This blog entry may contain disturbing images for some audiences. Viewer discretion is advised.
Sar-u-peh, Kala Pacha, Bacha, or what ever you like to refer to it as, I just call it the Sheep's head. Here is the story, I went to Khanaqeen during the Jezhn (Eid) break with my family and I discovered more about my own people and culture. The one thing that really got my attention from the trip was in fact the Sheep's head.
The learning journey began on the first morning of Jezhn as I watched a group of women sitting together in the yard cleaning and cooking ‘Sar-u-peh’ after an animal was sacrificed. Not the perfect scene for a predominantly vegetarian person, but squeezing my eyes together, and winching my nose there was a beauty in watching the women laughing and talking in a circle in what appeared perfect group work activity. Each woman had her own duty in cleaning the head of the sheep, “This is the ears, that is the eye and oh the most delicious part is this, the tongue” said one of the woman with her sleeves pulled right back well beyond her elbow as she pointed with her blood stained hands.
Above: Burning the skin. No, sorry let me rephrase- above: This is the sterilization process.

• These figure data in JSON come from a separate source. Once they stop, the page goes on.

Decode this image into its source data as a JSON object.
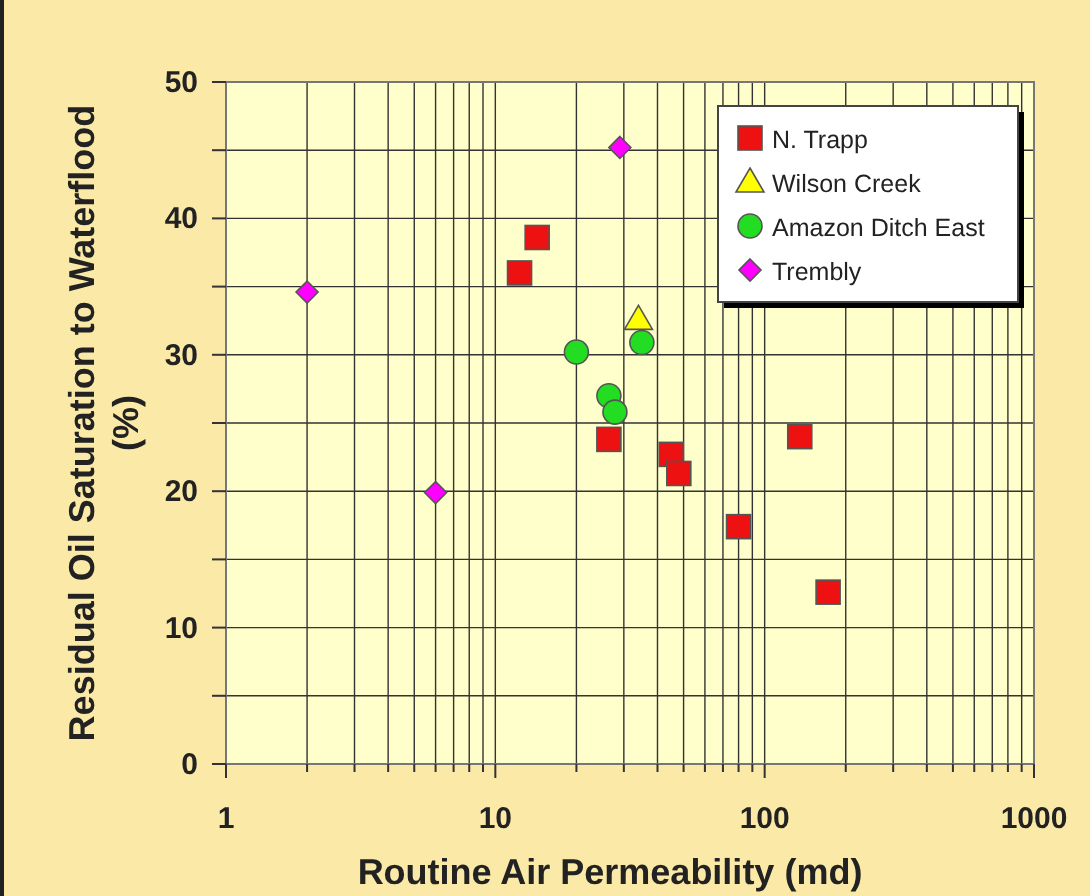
{
  "chart_data": {
    "type": "scatter",
    "xlabel": "Routine Air Permeability (md)",
    "ylabel": "Residual Oil Saturation to Waterflood (%)",
    "log": "x",
    "grid": true,
    "legend": "top right",
    "xlim": [
      1,
      1000
    ],
    "ylim": [
      0,
      50
    ],
    "xticks": [
      1,
      {
        "value": 2,
        "label": null
      },
      {
        "value": 3,
        "label": null
      },
      {
        "value": 4,
        "label": null
      },
      {
        "value": 5,
        "label": null
      },
      {
        "value": 6,
        "label": null
      },
      {
        "value": 7,
        "label": null
      },
      {
        "value": 8,
        "label": null
      },
      {
        "value": 9,
        "label": null
      },
      10,
      {
        "value": 20,
        "label": null
      },
      {
        "value": 30,
        "label": null
      },
      {
        "value": 40,
        "label": null
      },
      {
        "value": 50,
        "label": null
      },
      {
        "value": 60,
        "label": null
      },
      {
        "value": 70,
        "label": null
      },
      {
        "value": 80,
        "label": null
      },
      {
        "value": 90,
        "label": null
      },
      100,
      {
        "value": 200,
        "label": null
      },
      {
        "value": 300,
        "label": null
      },
      {
        "value": 400,
        "label": null
      },
      {
        "value": 500,
        "label": null
      },
      {
        "value": 600,
        "label": null
      },
      {
        "value": 700,
        "label": null
      },
      {
        "value": 800,
        "label": null
      },
      {
        "value": 900,
        "label": null
      },
      1000
    ],
    "yticks": [
      0,
      {
        "value": 5,
        "label": null
      },
      10,
      {
        "value": 15,
        "label": null
      },
      20,
      {
        "value": 25,
        "label": null
      },
      30,
      {
        "value": 35,
        "label": null
      },
      40,
      {
        "value": 45,
        "label": null
      },
      50
    ],
    "series": [
      {
        "name": "N. Trapp",
        "color": "#ee1111",
        "marker": "square",
        "x": [
          12.3,
          14.3,
          26.4,
          45,
          48,
          80,
          135,
          172
        ],
        "values": [
          36,
          38.6,
          23.8,
          22.7,
          21.3,
          17.4,
          24,
          12.6
        ]
      },
      {
        "name": "Wilson Creek",
        "color": "#ffff00",
        "marker": "triangle",
        "x": [
          34
        ],
        "values": [
          32.6
        ]
      },
      {
        "name": "Amazon Ditch East",
        "color": "#22dd22",
        "marker": "circle",
        "x": [
          20,
          35,
          26.4,
          27.8
        ],
        "values": [
          30.2,
          30.9,
          27,
          25.8
        ]
      },
      {
        "name": "Trembly",
        "color": "#ff00ff",
        "marker": "diamond",
        "x": [
          2,
          6,
          29
        ],
        "values": [
          34.6,
          19.9,
          45.2
        ]
      }
    ]
  }
}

Meanwhile at dinner time, everyone sat on the ground forming a perfect long rectangle, I watched from under my eyes how all the attention seemed to be on the sheep’s brain. As a guest it was typical that everyone insisted that I eat a large portion of it – their way of saying “you’re special”. After my courteous refusals the younger cousin on my right elbowed me whispering “just take it and pass it to me!”

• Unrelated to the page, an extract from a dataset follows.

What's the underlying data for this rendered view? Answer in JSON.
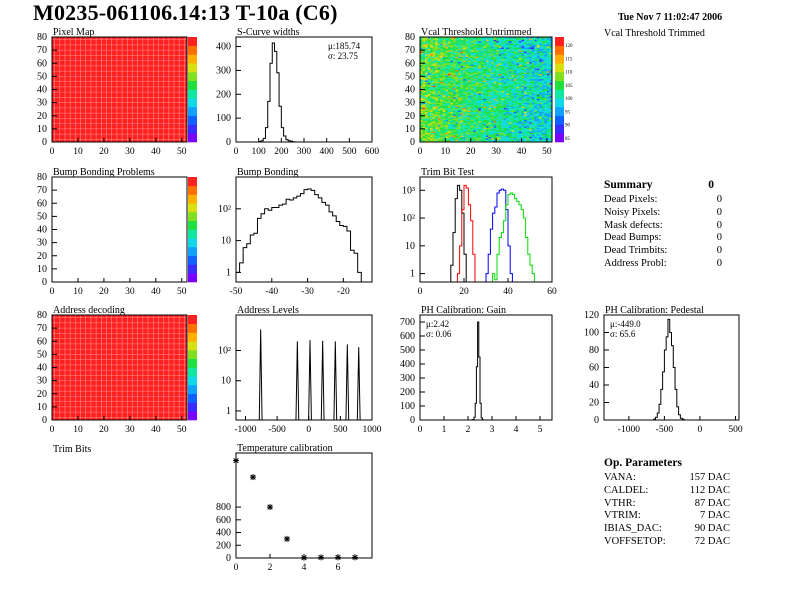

When you sit with a large family having Sar-u-peh then etiquette doesn’t exist and there is no such thing as knife and fork. I listened to the sucking sounds of bones, gobbling of the eye balls, and crunchy sound of the ear cartilage (or was that a different cartilage?).
As I kept quiet eating my salad and plane white rice I knew I was acting like an alien to all the others. But I witnessed quality family time. As I watched this large family make all sorts of jokes, laugh and talk during the long dinner it was better than any five-star open buffer dinner experience I have ever had in my life.

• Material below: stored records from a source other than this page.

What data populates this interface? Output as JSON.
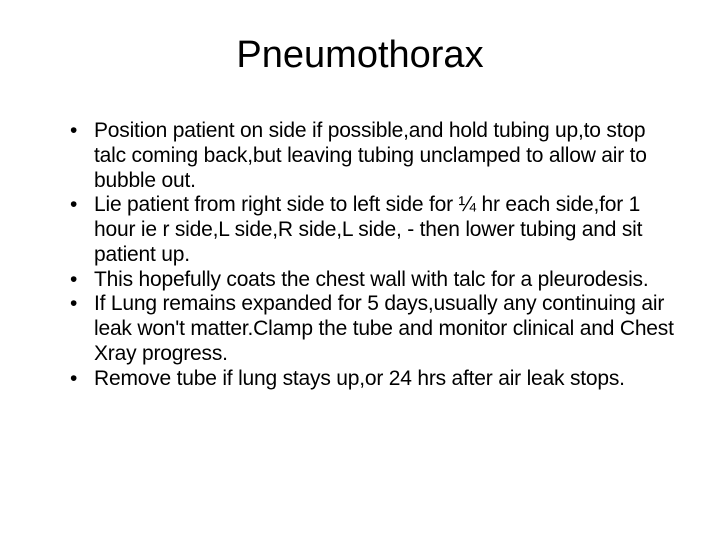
{
  "slide": {
    "title": "Pneumothorax",
    "title_fontsize": 38,
    "body_fontsize": 21,
    "background_color": "#ffffff",
    "text_color": "#000000",
    "bullets": [
      "Position patient on side if possible,and hold tubing up,to stop talc coming back,but leaving tubing unclamped to allow air to bubble out.",
      "Lie patient from right side to left side for ¼ hr each side,for 1 hour ie r side,L side,R side,L side, - then lower tubing and sit patient up.",
      "This hopefully coats the chest wall with talc for a pleurodesis.",
      "If Lung remains expanded for 5 days,usually any continuing air leak won't matter.Clamp the tube and monitor clinical and Chest Xray progress.",
      "Remove tube if lung stays up,or 24 hrs after air leak stops."
    ]
  }
}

I wish I could tell you how it tasted. I am sure it is nice but I will let that for you. Apparently there are various restaurants that sell Sar-u-peh in Erbil and I am told that you can even eat it at breakfast, and by the time the sun rises they are all sold out. So next time you come to Kurdistan, you know what to try!
This is a section from this weeks 'Memoirs' column in the Kurdish Globe, see www.kurdishglobe.net titled 'The Sheep's Head'
*All pictures in this blog were taken by me, except this one. unfortunately I didn't want to look so much like an outsider to friends and relatives by taking out a camera taking pictures of what they thought was 'normal' food. So I resorted to Google for an image of a cooked sheep's brain.